Elle a l’enthousiasme et l’énergie de la jeunesse triomphante. Une activité débordante et des projets plein la tête. Ainsi que le courage et la volonté qui vont avec.En vérité, la Libanaise de 26 ans, Assile Toufaily, c’est la tête et les jambes. Ancienne jouuse de talent, international dans son pays, elle a, hélas, vu, très tôt, sa carrière interrompue brutalement par une rupture d’un ligament croisé.

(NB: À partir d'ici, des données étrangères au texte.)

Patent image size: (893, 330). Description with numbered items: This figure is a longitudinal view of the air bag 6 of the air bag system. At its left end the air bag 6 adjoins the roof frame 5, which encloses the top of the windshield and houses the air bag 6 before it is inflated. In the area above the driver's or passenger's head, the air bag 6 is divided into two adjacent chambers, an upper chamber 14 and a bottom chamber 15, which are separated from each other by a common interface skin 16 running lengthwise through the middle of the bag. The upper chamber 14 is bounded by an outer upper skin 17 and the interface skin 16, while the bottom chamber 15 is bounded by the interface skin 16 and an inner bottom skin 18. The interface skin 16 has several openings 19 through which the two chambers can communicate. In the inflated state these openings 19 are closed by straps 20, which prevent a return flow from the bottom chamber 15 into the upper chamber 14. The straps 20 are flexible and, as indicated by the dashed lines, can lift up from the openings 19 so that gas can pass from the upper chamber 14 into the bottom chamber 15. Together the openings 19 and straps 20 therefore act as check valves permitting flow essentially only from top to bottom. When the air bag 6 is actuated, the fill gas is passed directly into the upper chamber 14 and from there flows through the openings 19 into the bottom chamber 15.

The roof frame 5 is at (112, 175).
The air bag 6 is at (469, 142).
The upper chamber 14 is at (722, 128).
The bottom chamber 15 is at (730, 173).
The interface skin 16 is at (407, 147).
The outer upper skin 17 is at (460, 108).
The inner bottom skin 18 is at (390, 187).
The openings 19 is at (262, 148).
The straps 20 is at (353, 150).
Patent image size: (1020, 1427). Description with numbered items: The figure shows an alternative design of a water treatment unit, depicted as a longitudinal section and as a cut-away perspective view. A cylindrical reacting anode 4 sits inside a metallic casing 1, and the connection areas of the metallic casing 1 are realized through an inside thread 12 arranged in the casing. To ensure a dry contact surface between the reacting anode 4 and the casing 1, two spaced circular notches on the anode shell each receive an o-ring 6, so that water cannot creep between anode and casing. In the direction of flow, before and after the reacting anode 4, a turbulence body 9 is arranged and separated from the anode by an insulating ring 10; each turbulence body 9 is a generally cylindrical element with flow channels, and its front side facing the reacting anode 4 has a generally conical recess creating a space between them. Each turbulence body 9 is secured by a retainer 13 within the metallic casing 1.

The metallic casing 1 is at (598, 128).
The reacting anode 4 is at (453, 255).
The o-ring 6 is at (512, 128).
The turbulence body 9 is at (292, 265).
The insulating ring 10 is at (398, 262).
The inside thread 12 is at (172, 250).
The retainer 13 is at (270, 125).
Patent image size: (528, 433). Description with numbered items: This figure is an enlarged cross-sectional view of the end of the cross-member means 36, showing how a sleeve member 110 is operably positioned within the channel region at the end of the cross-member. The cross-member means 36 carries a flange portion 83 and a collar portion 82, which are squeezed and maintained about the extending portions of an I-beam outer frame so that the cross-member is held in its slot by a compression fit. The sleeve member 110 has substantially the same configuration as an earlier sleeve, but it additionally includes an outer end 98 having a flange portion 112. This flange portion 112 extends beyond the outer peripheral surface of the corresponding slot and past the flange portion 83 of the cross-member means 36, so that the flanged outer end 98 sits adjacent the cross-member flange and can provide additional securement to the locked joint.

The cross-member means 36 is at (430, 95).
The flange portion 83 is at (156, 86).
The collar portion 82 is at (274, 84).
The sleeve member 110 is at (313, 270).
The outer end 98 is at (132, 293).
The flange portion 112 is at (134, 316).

Une période douloureuse qui priva l’inventive et prometteuse attaquante de pratiquer sa passion au très haut niveau. Ayant pris lucidement acte que les portes de l’accomplissement sur le terrain s’étaient refermées devant elle, Assile ne tarda pas à suivre une autre route en prenant soin de rester tout de même dans l’univers du sport et du football en particulier
Qu’à cela ne tienne ! Brillante étudiante, elle s’attelle aujourd’hui à réussir son doctorat en sociologie du sport à l’Université 1 de Lyon. Dans l’entretien qui suit, la native du pays du cèdre n’élude aucun sujet. Tout y passe : son passé de joueuse, son analyse de l’évolution du football féminin , balbutiant dans son pays, en pleine ascension en France, en Europe et en Amérique. Assile évoque aussi les joueurs et joueuses qui l’on fait rêver et ceux et celles qu’elle admire. Paroles d’une jeune femme pour qui le football est un savant mélange de raison et de passion. F.C
Bonjour Assile ! Fait peu courant dans les sociétés du sud de la Méditerranée, votre envie de jouer au football n’a pas été contrariée par vos parents (le père notamment) vous dites même que vous avez été encouragée …Chanceuse ?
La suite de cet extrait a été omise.